Hermetically sealed, the JVP Haggadah is a didactic counter-narrative transforming the traditional text into a statement for Palestinian national rights and liberation. As a political document, readers of contemporary haggadot will instantly recognize it as part of a continuum. Of much interest is the attempt to make the intersection between radical Jewish values and Palestinian lives. Indeed, it would be useful to compare it to the original Freedom Seder from 1969 put together by Arthur Waskow in the wake of the assassination of Reverend Martin Luther King. You can read the Freedom Seder here. In both haggadot, the Passover story is meant to throw a critical and moral perspective on contemporary politics, highlighting universal norms of peace and justice.
But note the difference too. In the Freedom Seder, the traditional Jewish argot has been preserved. With the Holocaust and the Civil Rights Movement very much in mind, the Jewish narrative takes on a more universal political dimension. In fact, the story of slavery in Egypt has been highlighted in order to draw the story closer in to the African American experience. In contrast, that narrative barely appears in the JVP Haggadah. With a bare trace here and there, the story of the Egyptian bondage and the Israelite exodus has been lifted out of the document and left behind. There is a strong apologetic core linking the Palestinian nakba to the death of the Egyptian firstborn and to the drowning of the Egyptians at the Sea.

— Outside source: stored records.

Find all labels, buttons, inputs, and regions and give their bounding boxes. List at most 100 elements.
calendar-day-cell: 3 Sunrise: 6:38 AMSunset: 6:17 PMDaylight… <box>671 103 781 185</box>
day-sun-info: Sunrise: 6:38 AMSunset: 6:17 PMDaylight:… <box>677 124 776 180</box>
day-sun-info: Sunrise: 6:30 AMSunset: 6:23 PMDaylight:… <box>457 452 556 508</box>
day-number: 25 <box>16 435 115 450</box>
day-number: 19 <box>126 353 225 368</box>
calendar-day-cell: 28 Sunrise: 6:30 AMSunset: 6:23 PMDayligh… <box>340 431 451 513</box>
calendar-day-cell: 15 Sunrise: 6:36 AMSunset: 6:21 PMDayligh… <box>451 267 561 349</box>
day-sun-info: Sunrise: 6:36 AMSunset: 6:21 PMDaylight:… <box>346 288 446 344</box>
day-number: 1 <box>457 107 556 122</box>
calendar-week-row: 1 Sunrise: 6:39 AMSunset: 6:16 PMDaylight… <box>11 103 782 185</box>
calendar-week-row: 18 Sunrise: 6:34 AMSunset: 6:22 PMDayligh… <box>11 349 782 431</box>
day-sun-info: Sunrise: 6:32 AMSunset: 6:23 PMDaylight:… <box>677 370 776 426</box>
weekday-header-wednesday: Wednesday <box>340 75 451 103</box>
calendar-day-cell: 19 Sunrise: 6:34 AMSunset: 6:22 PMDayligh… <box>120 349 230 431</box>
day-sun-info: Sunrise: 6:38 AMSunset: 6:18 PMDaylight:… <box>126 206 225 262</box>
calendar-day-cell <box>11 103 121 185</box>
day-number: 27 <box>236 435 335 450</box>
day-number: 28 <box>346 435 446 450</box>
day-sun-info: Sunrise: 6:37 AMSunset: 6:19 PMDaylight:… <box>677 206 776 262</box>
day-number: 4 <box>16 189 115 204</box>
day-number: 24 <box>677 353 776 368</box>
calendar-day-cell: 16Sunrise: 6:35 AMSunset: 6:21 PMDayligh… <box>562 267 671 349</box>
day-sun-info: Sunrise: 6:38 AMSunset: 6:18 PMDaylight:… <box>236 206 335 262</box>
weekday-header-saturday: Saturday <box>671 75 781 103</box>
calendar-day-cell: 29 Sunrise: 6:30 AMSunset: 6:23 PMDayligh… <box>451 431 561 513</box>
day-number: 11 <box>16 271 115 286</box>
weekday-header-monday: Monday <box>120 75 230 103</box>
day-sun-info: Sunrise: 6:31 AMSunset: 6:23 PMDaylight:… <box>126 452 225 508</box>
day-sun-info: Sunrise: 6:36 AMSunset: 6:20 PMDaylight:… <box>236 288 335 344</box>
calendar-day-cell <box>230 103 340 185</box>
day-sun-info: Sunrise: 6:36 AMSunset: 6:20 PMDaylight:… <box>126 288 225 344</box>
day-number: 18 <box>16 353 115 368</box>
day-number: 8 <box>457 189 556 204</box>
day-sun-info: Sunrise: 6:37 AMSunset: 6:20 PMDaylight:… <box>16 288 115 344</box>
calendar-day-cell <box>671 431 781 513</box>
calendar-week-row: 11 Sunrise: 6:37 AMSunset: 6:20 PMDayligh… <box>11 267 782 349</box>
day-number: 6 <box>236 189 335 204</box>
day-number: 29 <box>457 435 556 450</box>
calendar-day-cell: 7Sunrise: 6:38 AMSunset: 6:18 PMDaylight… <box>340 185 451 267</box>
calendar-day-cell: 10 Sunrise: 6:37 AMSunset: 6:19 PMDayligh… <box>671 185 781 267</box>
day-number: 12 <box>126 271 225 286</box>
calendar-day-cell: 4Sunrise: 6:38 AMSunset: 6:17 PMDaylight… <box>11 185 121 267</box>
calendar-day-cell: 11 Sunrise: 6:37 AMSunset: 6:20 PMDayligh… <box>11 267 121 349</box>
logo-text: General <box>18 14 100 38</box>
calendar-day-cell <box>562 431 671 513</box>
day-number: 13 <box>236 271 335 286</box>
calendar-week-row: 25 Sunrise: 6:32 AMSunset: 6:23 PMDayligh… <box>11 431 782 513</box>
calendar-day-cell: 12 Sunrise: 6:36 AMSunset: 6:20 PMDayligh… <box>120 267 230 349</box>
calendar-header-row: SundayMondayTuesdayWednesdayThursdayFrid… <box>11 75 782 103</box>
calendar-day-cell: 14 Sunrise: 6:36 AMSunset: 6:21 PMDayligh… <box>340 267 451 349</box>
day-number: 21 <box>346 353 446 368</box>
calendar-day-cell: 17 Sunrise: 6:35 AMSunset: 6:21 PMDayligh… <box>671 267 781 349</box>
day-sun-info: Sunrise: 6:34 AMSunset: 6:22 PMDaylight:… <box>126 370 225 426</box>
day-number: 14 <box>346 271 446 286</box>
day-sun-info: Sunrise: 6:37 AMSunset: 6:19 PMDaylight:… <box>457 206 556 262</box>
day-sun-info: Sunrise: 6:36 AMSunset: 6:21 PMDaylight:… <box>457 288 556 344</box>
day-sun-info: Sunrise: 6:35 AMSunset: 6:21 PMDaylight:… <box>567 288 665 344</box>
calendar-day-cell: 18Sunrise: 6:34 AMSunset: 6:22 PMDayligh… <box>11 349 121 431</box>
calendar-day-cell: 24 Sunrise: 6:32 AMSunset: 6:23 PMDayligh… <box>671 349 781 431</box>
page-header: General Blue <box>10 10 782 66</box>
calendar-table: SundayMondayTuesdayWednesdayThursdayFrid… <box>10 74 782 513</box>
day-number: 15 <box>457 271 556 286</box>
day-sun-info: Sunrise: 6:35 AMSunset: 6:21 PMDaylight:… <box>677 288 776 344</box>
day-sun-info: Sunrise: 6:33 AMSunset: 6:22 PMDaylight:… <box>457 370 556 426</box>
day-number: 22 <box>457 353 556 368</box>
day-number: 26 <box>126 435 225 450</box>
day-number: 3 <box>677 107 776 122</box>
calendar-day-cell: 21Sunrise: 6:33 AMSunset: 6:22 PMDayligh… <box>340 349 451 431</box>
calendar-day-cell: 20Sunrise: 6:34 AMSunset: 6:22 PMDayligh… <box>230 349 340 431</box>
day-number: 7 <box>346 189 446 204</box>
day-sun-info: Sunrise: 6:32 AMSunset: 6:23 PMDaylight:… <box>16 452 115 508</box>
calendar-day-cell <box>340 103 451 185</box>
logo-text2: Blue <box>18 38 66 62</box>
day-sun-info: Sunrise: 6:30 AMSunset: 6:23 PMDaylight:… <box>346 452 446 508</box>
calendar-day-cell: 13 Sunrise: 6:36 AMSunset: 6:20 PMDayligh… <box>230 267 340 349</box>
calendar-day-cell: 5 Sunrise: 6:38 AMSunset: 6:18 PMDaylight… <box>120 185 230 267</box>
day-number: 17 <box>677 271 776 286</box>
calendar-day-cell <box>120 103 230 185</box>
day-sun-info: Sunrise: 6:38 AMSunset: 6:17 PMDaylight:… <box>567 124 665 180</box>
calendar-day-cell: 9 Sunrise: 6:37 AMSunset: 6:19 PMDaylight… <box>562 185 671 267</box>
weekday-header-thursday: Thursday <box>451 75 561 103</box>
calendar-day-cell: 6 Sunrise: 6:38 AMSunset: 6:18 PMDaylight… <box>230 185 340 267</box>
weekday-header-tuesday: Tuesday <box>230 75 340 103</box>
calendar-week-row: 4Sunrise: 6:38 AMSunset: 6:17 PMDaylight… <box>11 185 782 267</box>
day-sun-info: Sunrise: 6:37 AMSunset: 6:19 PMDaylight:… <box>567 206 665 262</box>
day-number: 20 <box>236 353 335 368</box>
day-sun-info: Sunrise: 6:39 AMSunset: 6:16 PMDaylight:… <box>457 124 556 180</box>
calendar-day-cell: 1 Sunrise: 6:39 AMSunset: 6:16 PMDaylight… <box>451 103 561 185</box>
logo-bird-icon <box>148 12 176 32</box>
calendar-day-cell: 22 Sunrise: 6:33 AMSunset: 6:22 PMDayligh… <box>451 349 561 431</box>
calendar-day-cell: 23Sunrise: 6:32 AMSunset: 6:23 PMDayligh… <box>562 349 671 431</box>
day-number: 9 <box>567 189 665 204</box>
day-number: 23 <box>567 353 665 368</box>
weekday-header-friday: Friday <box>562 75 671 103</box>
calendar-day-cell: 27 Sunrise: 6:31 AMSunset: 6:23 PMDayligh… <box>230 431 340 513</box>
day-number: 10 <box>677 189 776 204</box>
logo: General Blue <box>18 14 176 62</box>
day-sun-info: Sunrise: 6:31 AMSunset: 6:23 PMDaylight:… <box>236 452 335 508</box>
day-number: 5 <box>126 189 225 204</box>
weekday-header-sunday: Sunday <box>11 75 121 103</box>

However you might understand it, “the Jewish perspective” has been eclipsed by the narrative of Palestine, the critical perspective unrelentingly turned in against the State of Israel. You can read the 2015 online edition here; and the 2016 edition here. The latter includes a new preface, invoking intersectionality, Black Lives Matter, and an expression of “fierce righteous rage.” For some perspective, Shaul Magid reminds me about the savage critique of the Freedom Seder penned by Robert Alter in Commentary, back in 1971. I’m trying to find a link, but for now here are readers responding to that issue in Commentary on “Revolutionism and the Jews,” where the same tensions between tradition and politics, universalism and particularism, rightwing Jews and leftwing Jews are brought to the fore. What critics of the Freedom Seder missed is how much traditional content was maintained in the text.